The Trenton State House
The Trenton State House, the third-oldest state house in continuous use in the country (built in 1790), has recently been renovated and is open for tours. Its design is unusual among state capitol buildings in that it is not modeled after the United States Capitol, but rather consists of two parallel structures connected by the dome-capped rotunda, resembling the letter H.
Old Barracks Museum
Stop in to the Old Barracks Museum, just a few blocks away from Trenton State House. The museum stands just as it did 200 years ago, when it housed British troops during the Revolutionary War. It is the only remaining colonial barracks in New Jersey, the last of five barracks authorized by the colonial legislature in 1758 to house soldiers during the French and Indian War.
Walt Whitman House
For lovers of history, nature and literature, the Walt Whitman House in Camden offers the famous American poets manuscripts, photographs and memorabilia. Constructed in 1848, the modest, wood-framed structure is where Whitman hosted visitors from around the world and completed his last comprehensive volume of poetry before his death in 1892.
This community, within Washington Township in Burlington County, is located in the south central Pine Barrens. Listed on the New Jersey National Register of Historic Places, it is named after the Batso Iron Works Company that was built there in 1766. Today, the area holds more than 40 sites, including the Batsto Mansion, a sawmill, a general store, a carriage horse and stable and an ice and milk house.
The Adventure Aquarium
Located in Camden, New Jersey—and considered one of the best aquariums in the country—the Adventure Aquarium offers more than 8,500 aquatic species. Counted among its accolades is housing the largest collection of sharks on the East Coast, the fact that it's the only aquarium in the world with hippos and being only one of six facilities in the United States to have Little Blue penguins as permanent residents. The aquarium also offers the longest "Shark Bridge" in the world, a V-shaped rope suspension bridge just inches over the "Shark Realm."
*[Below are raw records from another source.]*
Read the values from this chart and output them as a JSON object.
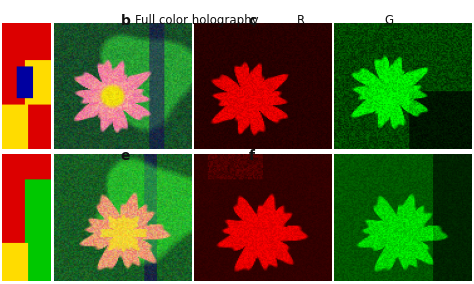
{
  "labels": {
    "b": "b",
    "c": "c",
    "e": "e",
    "f": "f",
    "R": "R",
    "G": "G"
  },
  "label_full_color": "Full color holography",
  "bg_color": "#ffffff",
  "label_color": "#111111",
  "label_fontsize": 10,
  "sublabel_fontsize": 8.5,
  "panel_a_top": {
    "regions": [
      {
        "color": [
          220,
          0,
          0
        ],
        "r0": 0,
        "r1": 100,
        "c0": 0,
        "c1": 60
      },
      {
        "color": [
          220,
          0,
          0
        ],
        "r0": 0,
        "r1": 45,
        "c0": 0,
        "c1": 35
      },
      {
        "color": [
          255,
          220,
          0
        ],
        "r0": 30,
        "r1": 70,
        "c0": 28,
        "c1": 60
      },
      {
        "color": [
          0,
          0,
          160
        ],
        "r0": 35,
        "r1": 60,
        "c0": 18,
        "c1": 38
      },
      {
        "color": [
          255,
          220,
          0
        ],
        "r0": 65,
        "r1": 100,
        "c0": 0,
        "c1": 60
      },
      {
        "color": [
          220,
          0,
          0
        ],
        "r0": 65,
        "r1": 100,
        "c0": 32,
        "c1": 60
      }
    ]
  },
  "panel_a_bot": {
    "regions": [
      {
        "color": [
          220,
          0,
          0
        ],
        "r0": 0,
        "r1": 100,
        "c0": 0,
        "c1": 60
      },
      {
        "color": [
          220,
          0,
          0
        ],
        "r0": 0,
        "r1": 50,
        "c0": 0,
        "c1": 35
      },
      {
        "color": [
          0,
          200,
          0
        ],
        "r0": 20,
        "r1": 75,
        "c0": 28,
        "c1": 60
      },
      {
        "color": [
          220,
          0,
          0
        ],
        "r0": 45,
        "r1": 75,
        "c0": 0,
        "c1": 28
      },
      {
        "color": [
          255,
          220,
          0
        ],
        "r0": 70,
        "r1": 100,
        "c0": 0,
        "c1": 38
      },
      {
        "color": [
          0,
          200,
          0
        ],
        "r0": 70,
        "r1": 100,
        "c0": 32,
        "c1": 60
      }
    ]
  }
}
The C.A. Nothnagle Log House
The C. A. Nothnagle Log House is one of the oldest surviving log houses in the United States, built circa 1638 by Finnish settlers. No nails were used in the construction of the cabin; hardwood pegs were used as fasteners, and people lived in the cabin until 1918. The house is part of the National Register of Historic Places and is still privately owned, but the cabin is open for tours by appointment through the current owners, Harry and Doris Rink, who live in the adjoining structure.
Grounds for Sculpture
"The first time I visited the Grounds for Sculpture, I felt like I was immersed somewhere in-between the pages of 'Alice in Wonderland' and a breathtaking Impressionist painting of the countryside." Lois Levine, former Editor.
This stunning sculpture park and museum, located in Hamilton, New Jersey, was founded in 1992 by American artist John Seward Johnson ll. Among its highlights are the Amazing Marilyn sculpture, the 26-foot tall sculpture of Marilyn Monroe, captured in her white billowing dress above a subway grate from the famous scene in the movie “The Seven Year Itch;” the sculpture of a picnic party based on Edouard Manet’s “Déjeuner Sur L’Herbe;” and “Were You Invited?” inspired by French Impressionist Pierre Auguste Renoir’s “The Luncheon of the Boating Party” where visitors can actually step into the scene and mingle with the diners at the table.
The Blockbuster Sony Entertainment Center
This indoor/outdoor theater complex in Camden is a year-round facility; during the summer months is features a lawn with video screens and computerized sound enhancement, along with a clear view of the Philadelphia skyline and the Delaware River. In the fall and winter it converts to a full-enclosed climate-controlled, flexible-capacity theater for up to 7,000 people, offering concerts, Broadway theatrical productions and family entertainment. John Legend, Rod Steward and Green Day are just a few of the superstars who have performed there.
Trenton War Memorial
Built in 1930 and added to the National Register of Historic Places in 1986, the Trenton War Memorial was designed with a combination of Renaissance, Art Deco and Italian Renaissance Revival styles. It was officially opened in 1932 as a community center dedicated to the memory of the soldiers and sailors from Mercer County who dies in World War I. The 1,807-seat, fully-equipped theater also includes several staterooms for official meetings and conferences.
The Pine Barrens
Known to New Jerseyans as "the Pines," this heavily forested area is some 1.1 million acres of coastal plain that stretches across more than seven counties of New Jersey. The name refers to the area’s sandy, acidic, nutrient-poor soil, but the unique ecology of the Pine Barrens offers a diverse spectrum of plant life, including orchids and carnivorous plants. The Pinelands Reserve contains several state forests and also includes the National Wild and Scenic Rivers. Activities include hiking wooded trails, cycling, canoeing, kayaking and fishing along the many campgrounds and rivers.